Clearly, the residual risks to the Fund from the pandemic are subsiding. Simply put, when an insurance fund has resources well above what it expects to pay out in future claims, it has room to lower its premiums. A lower MIP would translate directly into lower monthly mortgage payments for FHA borrowers, helping to counterbalance affordability challenges resulting from rising home prices and interest rates. I felt then, as I do now, that HUD should focus on pricing changes that have the greatest impact on affordability and sustainability for borrowers, such as reductions to the annual premiums. This is a point I have raised publicly and privately with HUD leadership on several occasions.

In addition to steadily declining forbearance usage, the same staggering home-price growth that presents challenges for first-time homebuyers has created substantial home equity for existing borrowers – including FHA borrowers. This means that even for those borrowers who do default, the likelihood of losses for FHA’s insurance fund is diminished.

All told, the picture points to a healthy financial position for FHA, giving HUD the capacity to lower the MIP at a time when it’s most needed. A hot job market and strong wage growthare driving housing demand, but purchase activity is muted because of high rates and low inventory. Against this backdrop, qualified borrowers should not be charged higher premiums than necessary.

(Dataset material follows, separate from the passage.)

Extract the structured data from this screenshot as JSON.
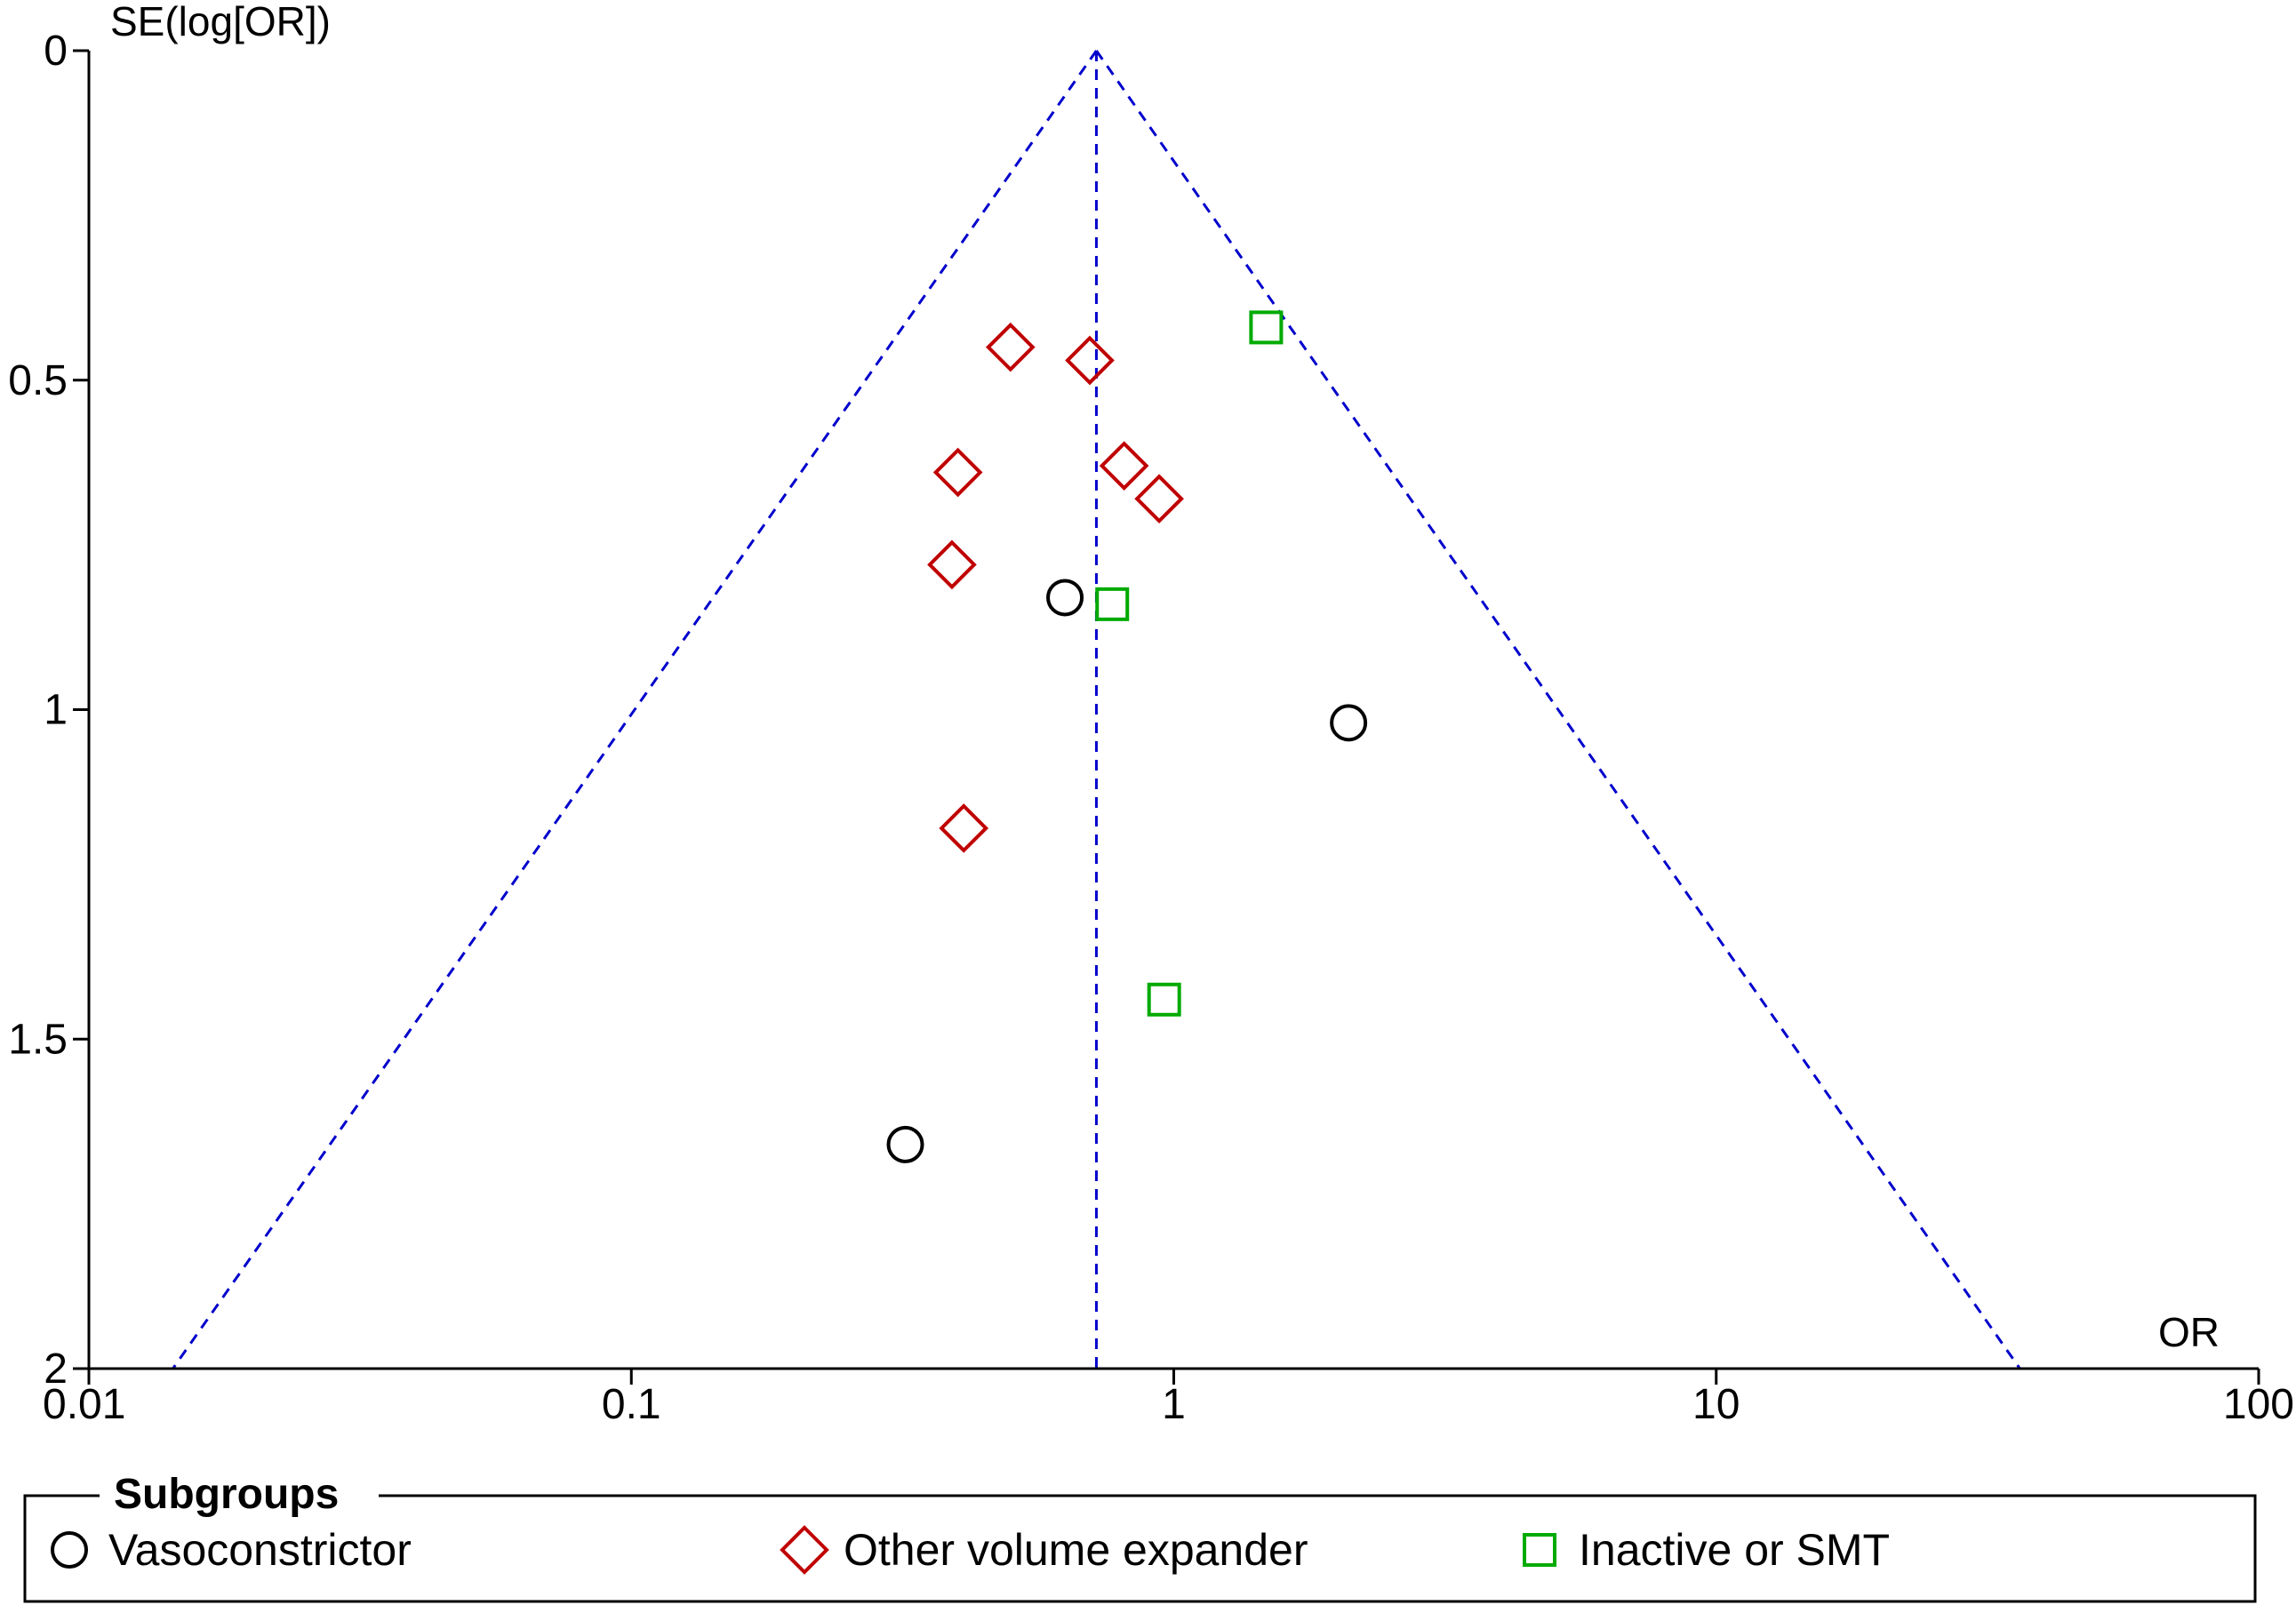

The good news is that we believe HUD (and the Biden administration more broadly) agrees. This should result not only in much-needed reductions to the FHA MIP, but also targeted recalibration of the fees charged by Fannie Mae and Freddie Mac, which are being reviewed by FHFA as we speak. Together, reductions in FHA and GSE pricing have the potential to help more borrowers achieve homeownership in a market in which affordability remains strained for so many. Here at MBA, we’ll continue to advocate forcefully for affordable homeownership throughout the country.